Sunday, September 4, 2011

Bobby Fischer Goes to War

The True Story of How the Soviets Lost the Most Extraordinary Chess Match of All Time

The "Match of the Century" has already been the subject of many books, but this one has benefited by coming out more than 30 years after the event.

Thanks to the ending of the Cold War, the authors had access to sources of information formerly unavailable. They spoke to many of the key people involved (the main exception, of course, being Fischer himself), and have put together this compulsively readable account.

In 1972 the match caught the imagination of people in the West because it was seen as a Cold War battle enacted over a chessboard, with a lone American taking on the seemingly invincible Soviet chess collective.

The authors have a different view: "Far from being a simple ideological confrontation, the championship was played out on many levels, of which the chess itself was only one." Thus their focus is more on what happened away from the board. They begin by describing the two opponents: Fischer the "enfant terrible of chess," and Spassky something of a maverick himself, a patriotic Russian who felt little allegiance to the Soviet Union. He was not a party member, and once raised hackles by asking:

"Did Comrade Lenin suffer from syphilis?"

The authors explain how Fischer was able to dictate the terms of the match in a way that had never happened before. The event almost never took place because he demanded an unprecedented amount of money. British businessman Jim Slater came to the rescue by kicking in an additional $125,000. That got Fischer to Reykjavik, but the barrage of demands continued, some of them quite ridiculous:

The legs of the $1200 custom-built mahogany table should be shortened, the sumptuous chessboard changed, the front rows of seats removed, the camera towers pushed right back to the point where filming would be nigh impracticable, the lighting brighter –- no, less bright, no, brighter than that.

Opposing him was the likeable Spassky, who had never been beaten by Fischer, and who was perhaps more accommodating than he should have been. The cumulative effect of Fischer’s tantrums and ultimatums wore down the champion even before the match began. He also undermined his own efforts by quarrelling with his handlers and insisting on putting together his own team. He did not prepare as hard as he could have, and was surprised by Fischer's use of atypical openings, like the English.

When Spassky fell behind, the Soviets expressed concern that the Americans were using “non-sporting” means to gain an advantage – telepathy, chemicals, parapsychology, etc. Fischer’s chair was x-rayed, revealing a strange u-shaped tube inside it, which did not show up on a second x-ray. Was it a diabolical device? Or was it planted then removed by the KGB?

"I'm crushing him with brute force. Haaaaaa!"

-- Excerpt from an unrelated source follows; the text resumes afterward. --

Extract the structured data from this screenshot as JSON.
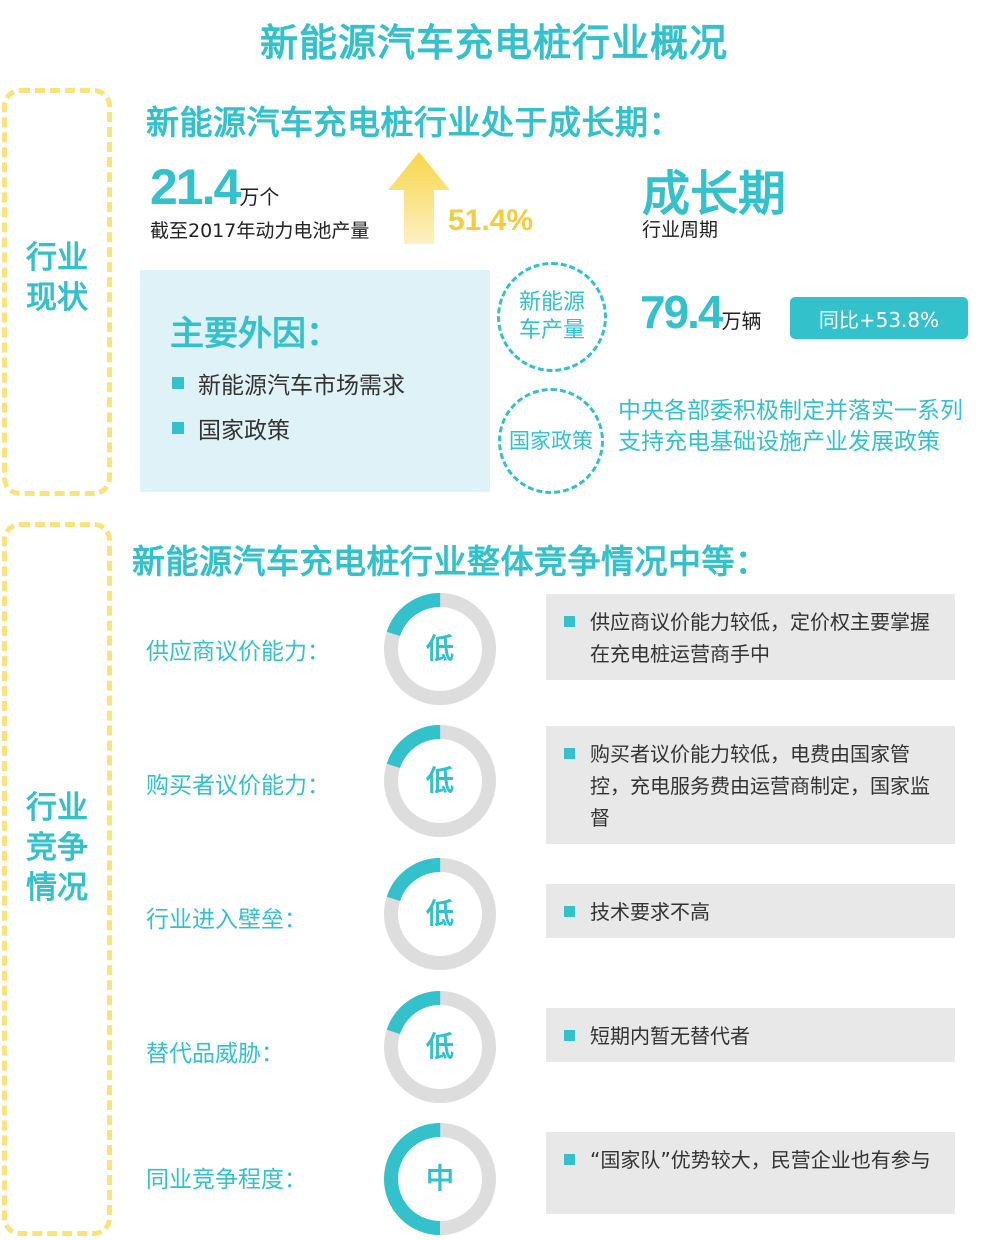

Fischer is reported to have said this during game 3, which he won -- the first time he had ever beaten Spassky. In the end he won 7 games to Spassky's 3 (one of which Fischer forfeited by not showing up). The rest were draws, though "far from being dull, lazy games, several of these had been desperate, protracted bare-knuckle brawls, exciting if not always pretty."

The final score was 12.5 - 8.5 after 21 games. Fischer earned over $150,000, while Spassky took home $93,750, making him a wealthy man in the USSR.

Fischer never defended his title despite lucrative tournament offers. When he was due to meet Karpov, the winner of the next Candidates tournament, he issued a list of 179 demands. When FIDE refused to meet them all, he resigned his title. Many observers believed he was frightened of the chessboard. After winning the championship, he had nothing left to achieve and descended into "an abyss of unreality."

A few final quotes:

Reykjavik changed chess itself.

Spassky went to Reykjavik to celebrate chess. Fischer went to fight.

There never has been an era in modern chess during which one player
[Fischer] has so overshadowed all others.

A movie based on the book is in development.